Department of Healthcare Intelligence, Catharina Hospital, Eindhoven, The Netherlands.
Department of Signal Processing Systems, Faculty of Electronic Engineering, Eindhoven University of Technology, Eindhoven, The Netherlands.
Clin Pharmacol Ther. 2022 Aug;112(2):382-390. doi: 10.1002/cpt.2624. Epub 2022 Jun 27.

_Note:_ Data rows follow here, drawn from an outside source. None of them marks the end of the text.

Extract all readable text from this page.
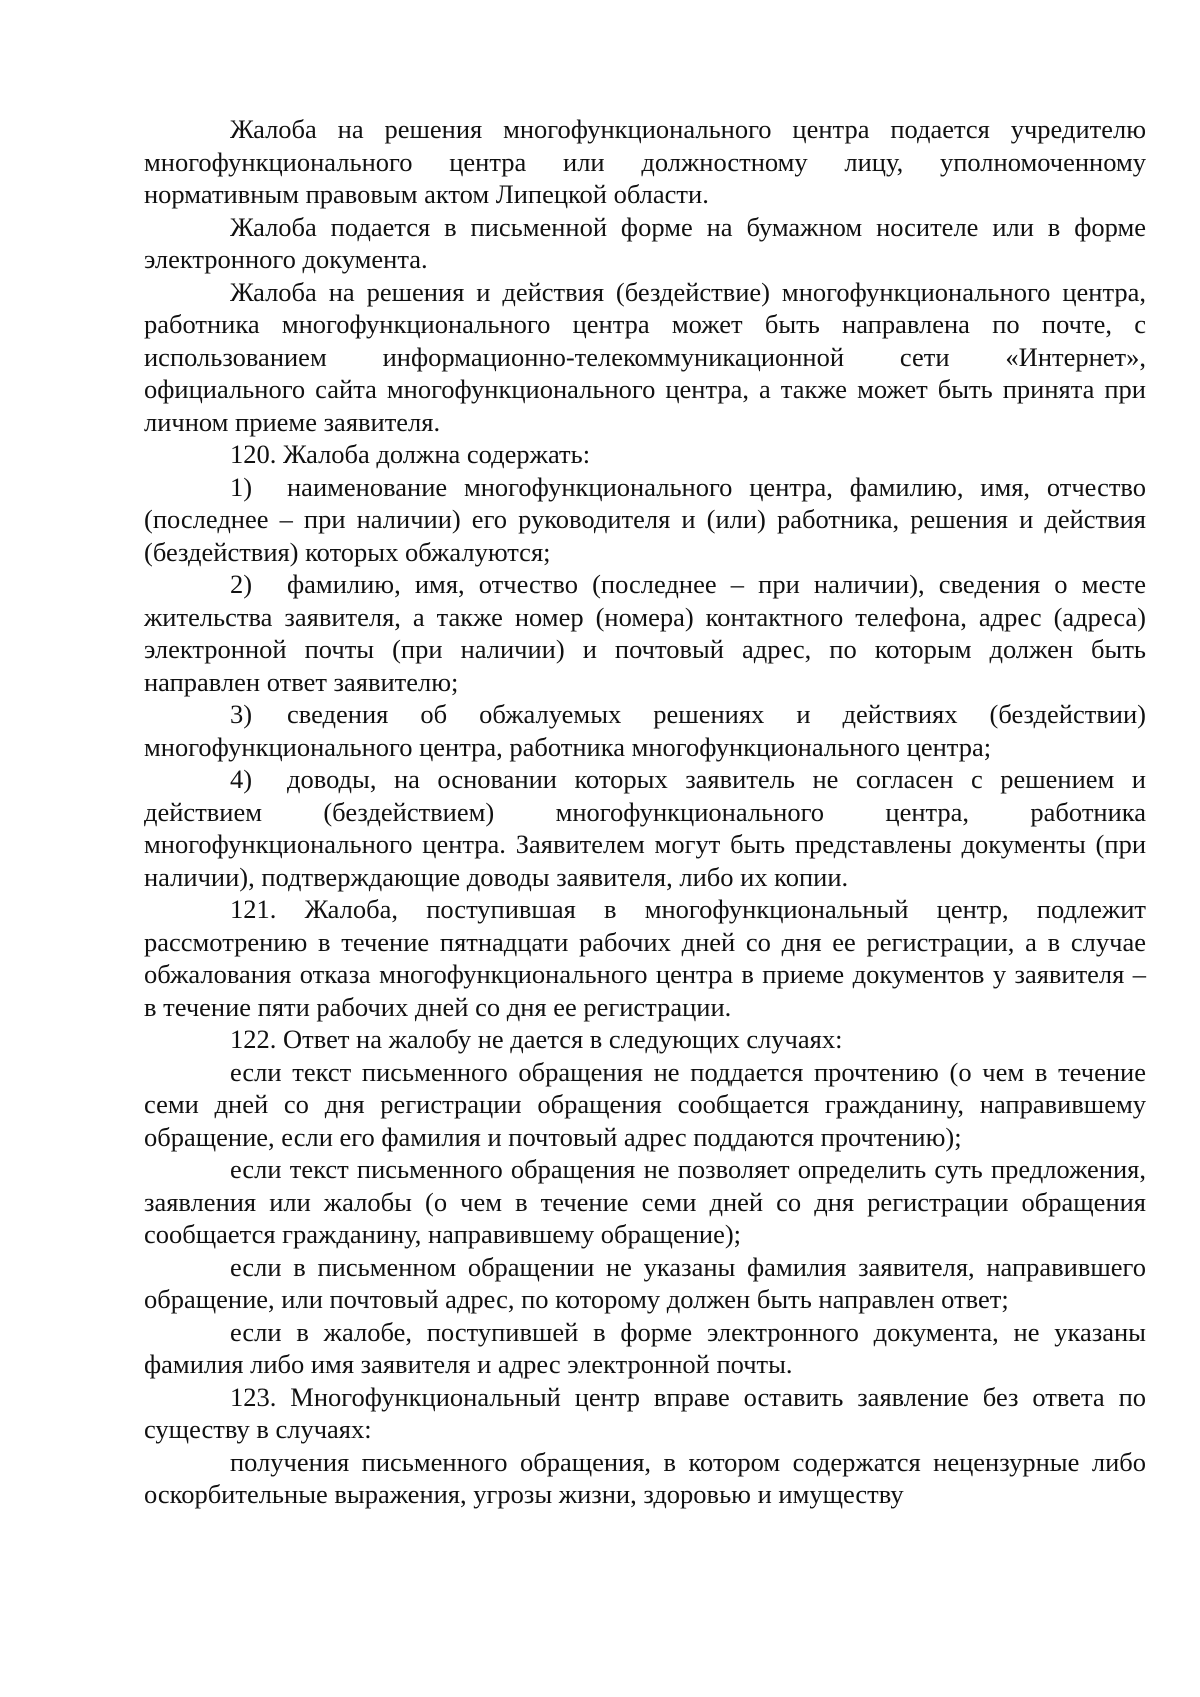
Жалоба на решения многофункционального центра подается учредителю многофункционального центра или должностному лицу, уполномоченному нормативным правовым актом Липецкой области.

Жалоба подается в письменной форме на бумажном носителе или в форме электронного документа.

Жалоба на решения и действия (бездействие) многофункционального центра, работника многофункционального центра может быть направлена по почте, с использованием информационно-телекоммуникационной сети «Интернет», официального сайта многофункционального центра, а также может быть принята при личном приеме заявителя.

120. Жалоба должна содержать:

1) наименование многофункционального центра, фамилию, имя, отчество (последнее – при наличии) его руководителя и (или) работника, решения и действия (бездействия) которых обжалуются;

2) фамилию, имя, отчество (последнее – при наличии), сведения о месте жительства заявителя, а также номер (номера) контактного телефона, адрес (адреса) электронной почты (при наличии) и почтовый адрес, по которым должен быть направлен ответ заявителю;

3) сведения об обжалуемых решениях и действиях (бездействии) многофункционального центра, работника многофункционального центра;

4) доводы, на основании которых заявитель не согласен с решением и действием (бездействием) многофункционального центра, работника многофункционального центра. Заявителем могут быть представлены документы (при наличии), подтверждающие доводы заявителя, либо их копии.

121. Жалоба, поступившая в многофункциональный центр, подлежит рассмотрению в течение пятнадцати рабочих дней со дня ее регистрации, а в случае обжалования отказа многофункционального центра в приеме документов у заявителя – в течение пяти рабочих дней со дня ее регистрации.

122. Ответ на жалобу не дается в следующих случаях:

если текст письменного обращения не поддается прочтению (о чем в течение семи дней со дня регистрации обращения сообщается гражданину, направившему обращение, если его фамилия и почтовый адрес поддаются прочтению);

если текст письменного обращения не позволяет определить суть предложения, заявления или жалобы (о чем в течение семи дней со дня регистрации обращения сообщается гражданину, направившему обращение);

если в письменном обращении не указаны фамилия заявителя, направившего обращение, или почтовый адрес, по которому должен быть направлен ответ;

если в жалобе, поступившей в форме электронного документа, не указаны фамилия либо имя заявителя и адрес электронной почты.

123. Многофункциональный центр вправе оставить заявление без ответа по существу в случаях:

получения письменного обращения, в котором содержатся нецензурные либо оскорбительные выражения, угрозы жизни, здоровью и имуществу
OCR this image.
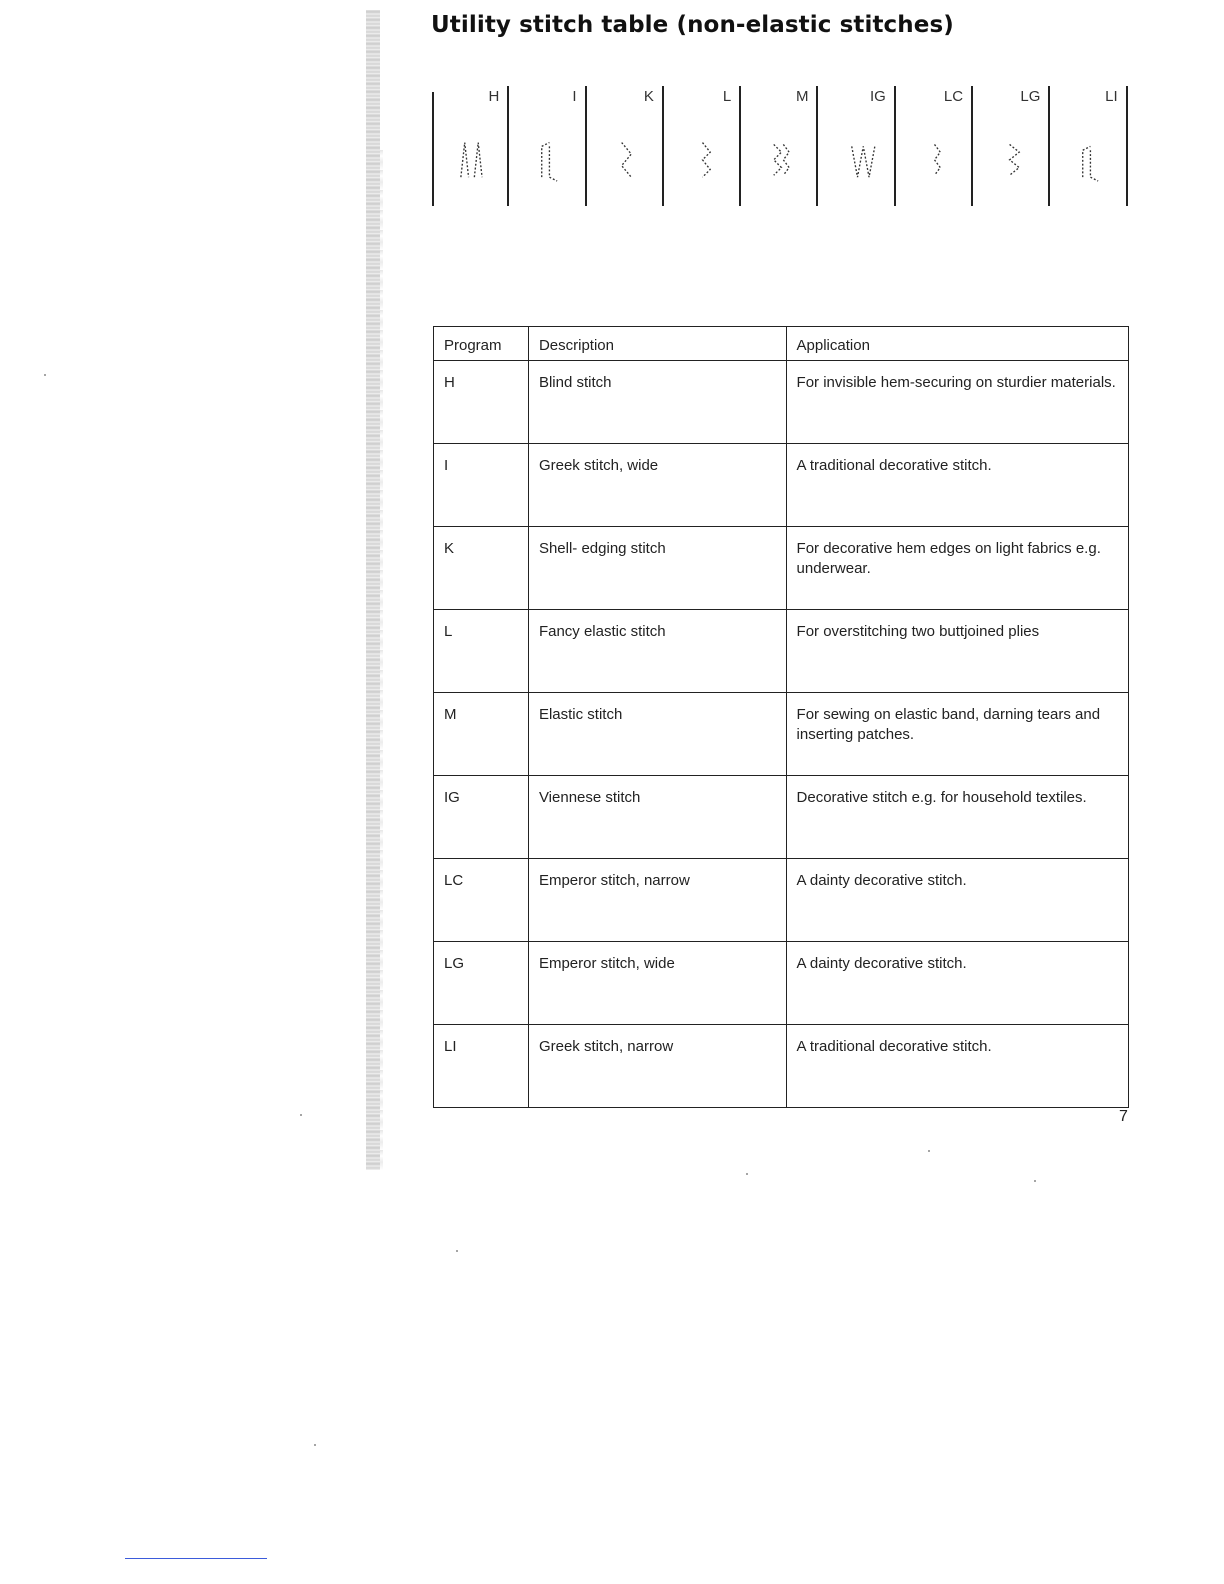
Utility stitch table (non-elastic stitches)
H	I	K	L	M	IG	LC	LG	LI
Program	Description	Application
H	Blind stitch	For invisible hem-securing on sturdier materials.
I	Greek stitch, wide	A traditional decorative stitch.
K	Shell- edging stitch	For decorative hem edges on light fabrics e.g. underwear.
L	Fancy elastic stitch	For overstitching two buttjoined plies
M	Elastic stitch	For sewing on elastic band, darning tears and inserting patches.
IG	Viennese stitch	Decorative stitch e.g. for household textiles.
LC	Emperor stitch, narrow	A dainty decorative stitch.
LG	Emperor stitch, wide	A dainty decorative stitch.
LI	Greek stitch, narrow	A traditional decorative stitch.
7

Drug-drug interactions (DDIs) frequently trigger adverse drug events or reduced efficacy. Most DDI alerts, however, are overridden because of irrelevance for the specific patient. Basic DDI clinical decision support (CDS) systems offer limited possibilities for decreasing the number of irrelevant DDI alerts without missing relevant ones. Computerized decision tree rules were designed to context-dependently suppress irrelevant DDI alerts. A crossover study was performed to compare the clinical utility of contextualized and basic DDI management in hospitalized patients. First, a basic DDI-CDS system was used in clinical practice while contextualized DDI alerts were collected in the background. Next, this process was reversed. All medication orders (MOs) from hospitalized patients with at least one DDI alert were included. The following outcome measures were used to assess clinical utility: positive predictive value (PPV), negative predictive value (NPV), number of pharmacy interventions (PIs)/1,000 MOs, and the median time spent on DDI management/1,000 MOs. During the basic DDI management phase 1,919 MOs/day were included, triggering 220 DDI alerts/1,000 MOs; showing 57 basic DDI alerts/1,000 MOs to pharmacy staff; PPV was 2.8% with 1.6 PIs/1,000 MOs costing 37.2 minutes/1,000 MOs. No DDIs were missed by the contextualized CDS system (NPV 100%). During the contextualized DDI management phase 1,853 MOs/day were included, triggering 244 basic DDI alerts/1,000 MOs, showing 9.6 contextualized DDIs/1,000 MOs to pharmacy staff; PPV was 41.4% (P < 0.01), with 4.0 PIs/1,000 MOs (P < 0.01) and 13.7 minutes/1,000 MOs. The clinical utility of contextualized DDI management exceeds that of basic DDI management.
药物-药物相互作用(DDI)经常引发药物不良事件或降低疗效。然而,由于与特定患者无关,大多数 DDI 警报都被忽略了。基本的 DDI 临床决策支持(CDS)系统提供了减少无关 DDI 警报数量而不遗漏相关警报的可能性有限。设计了计算机化决策树规则来根据上下文抑制无关的 DDI 警报。进行了一项交叉研究,以比较住院患者中上下文相关和基本 DDI 管理的临床实用性。首先,在临床实践中使用基本的 DDI-CDS 系统,同时在后台收集上下文相关的 DDI 警报。接下来,这个过程被颠倒了。所有至少有一个 DDI 警报的住院患者的药物医嘱(MO)都包括在内。使用以下指标来评估临床实用性:阳性预测值(PPV)、阴性预测值(NPV)、每 1000 个 MO 的药剂干预次数(PI)和每 1000 个 MO 的 DDI 管理时间中位数。在基本的 DDI 管理阶段 1,每天纳入 1919 个 MO,触发 220 个 DDI 警报/1000 MO;向药剂科工作人员展示 57 个基本的 DDI 警报/1000 MO;PPV 为 2.8%,每 1000 MO 的 PI 为 1.6 个,成本为 37.2 分钟/1000 MO。上下文相关的 CDS 系统没有遗漏任何 DDI(NPV 为 100%)。在上下文相关的 DDI 管理阶段 1,每天纳入 1853 个 MO,触发 244 个基本 DDI 警报/1000 MO,向药剂科工作人员展示 9.6 个上下文相关的 DDI/1000 MO;PPV 为 41.4%(P < 0.01),每 1000 MO 的 PI 为 4.0 个(P < 0.01),每 1000 MO 的时间为 13.7 分钟。上下文相关的 DDI 管理的临床实用性超过了基本的 DDI 管理。